Hi Everyone,
This is my first post in this usergroup. So please go easy on me if its a stupid question.
I am trying to create a network to recreate the work mentioned in this paper:
GazeFollow. I have attached the prototxt for this network. The network has three input branches.
1) One takes in raw image which I have used the ImageData layer to provide. This layer provides two tops - "data" and "label".
2) The second layer takes in cropped head image which also is provided using ImageData layer. Here, the tops are "face" and "label1".

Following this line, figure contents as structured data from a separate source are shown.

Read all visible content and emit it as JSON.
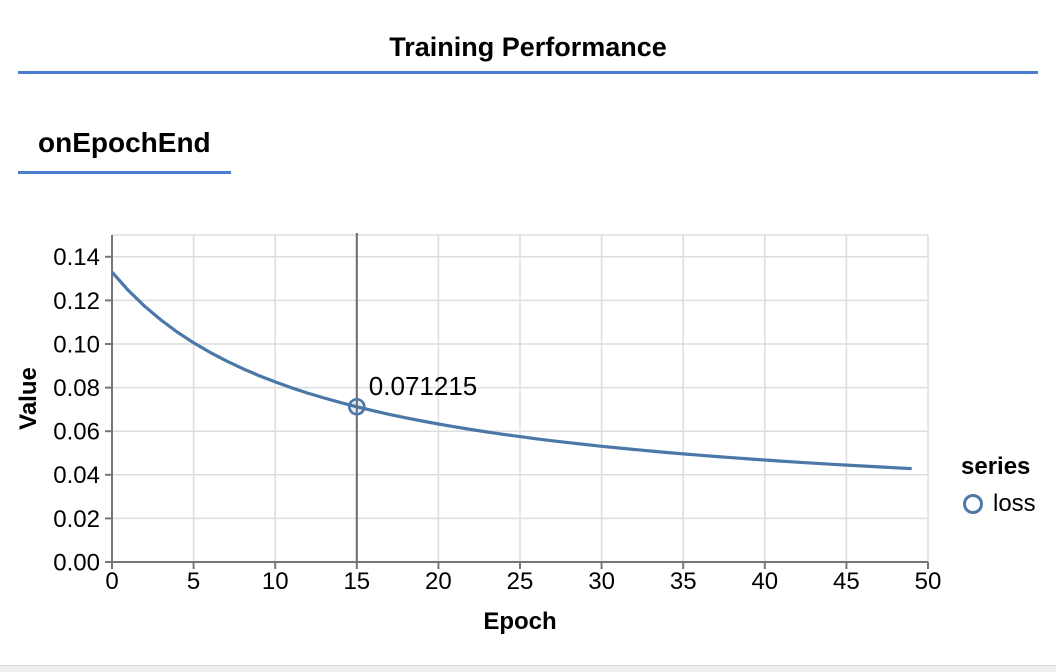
{
  "header": {
    "title": "Training Performance"
  },
  "section": {
    "title": "onEpochEnd"
  },
  "colors": {
    "accent_rule": "#4a7dd2",
    "series_line": "#4c78a8",
    "grid": "#dddddd",
    "axis": "#767676",
    "label_text": "#000000",
    "highlight_rule": "#6b6b6b",
    "bottom_strip": "#efefef"
  },
  "chart_data": {
    "type": "line",
    "title": "",
    "xlabel": "Epoch",
    "ylabel": "Value",
    "xlim": [
      0,
      50
    ],
    "ylim": [
      0,
      0.15
    ],
    "x_ticks": [
      0,
      5,
      10,
      15,
      20,
      25,
      30,
      35,
      40,
      45,
      50
    ],
    "y_ticks": [
      0.0,
      0.02,
      0.04,
      0.06,
      0.08,
      0.1,
      0.12,
      0.14
    ],
    "grid": true,
    "legend": {
      "title": "series",
      "items": [
        "loss"
      ],
      "position": "right"
    },
    "series": [
      {
        "name": "loss",
        "x": [
          0,
          1,
          2,
          3,
          4,
          5,
          6,
          7,
          8,
          9,
          10,
          11,
          12,
          13,
          14,
          15,
          16,
          17,
          18,
          19,
          20,
          21,
          22,
          23,
          24,
          25,
          26,
          27,
          28,
          29,
          30,
          31,
          32,
          33,
          34,
          35,
          36,
          37,
          38,
          39,
          40,
          41,
          42,
          43,
          44,
          45,
          46,
          47,
          48,
          49
        ],
        "y": [
          0.133,
          0.124581,
          0.11733,
          0.111019,
          0.105476,
          0.100571,
          0.096197,
          0.092274,
          0.088735,
          0.085526,
          0.082604,
          0.079931,
          0.077477,
          0.075216,
          0.073127,
          0.071215,
          0.069388,
          0.06771,
          0.066141,
          0.064673,
          0.063295,
          0.062,
          0.06078,
          0.059628,
          0.05854,
          0.05751,
          0.056534,
          0.055607,
          0.054727,
          0.053888,
          0.053089,
          0.052327,
          0.0516,
          0.050904,
          0.050238,
          0.0496,
          0.048989,
          0.048403,
          0.047839,
          0.047298,
          0.046777,
          0.046276,
          0.045793,
          0.045328,
          0.044879,
          0.044446,
          0.044027,
          0.043623,
          0.043232,
          0.042854
        ]
      }
    ],
    "highlight": {
      "x": 15,
      "y": 0.071215,
      "label": "0.071215"
    }
  }
}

3) Third layer takes in the position of the eye in the original image when it is split into a 13 x 13 grid. So this value is between 0 and 168. This is provided using the Data layer using lmdb. The tops are "eyes_grid" and "label2"
Since the network is trained end to end (no separate training for each branch), all the labels are the same. This means label, label1 and label2 are identical.
For my final Softmax layer, I have only connected it to label. label1 and label2 are left unconnected (connected to a silence layer).
I realized that after training, the accuracy is really bad. I checked the weights of some of the CNN layers and I believe some branches are not trained well. So I want to make sure it is not because of the way I have connected my labels.
Is it ok to leave label1 and label2 unconnected? If not, what should I do (ImageData expects two tops).
Also, I am curious to make sure that the data between the three inputs is always in sync since I am not explicitly using any shuffling options.
Thank you. I am using this for a project with a tight deadline. So any reply would be appreciated.
Best regards,
Sreejith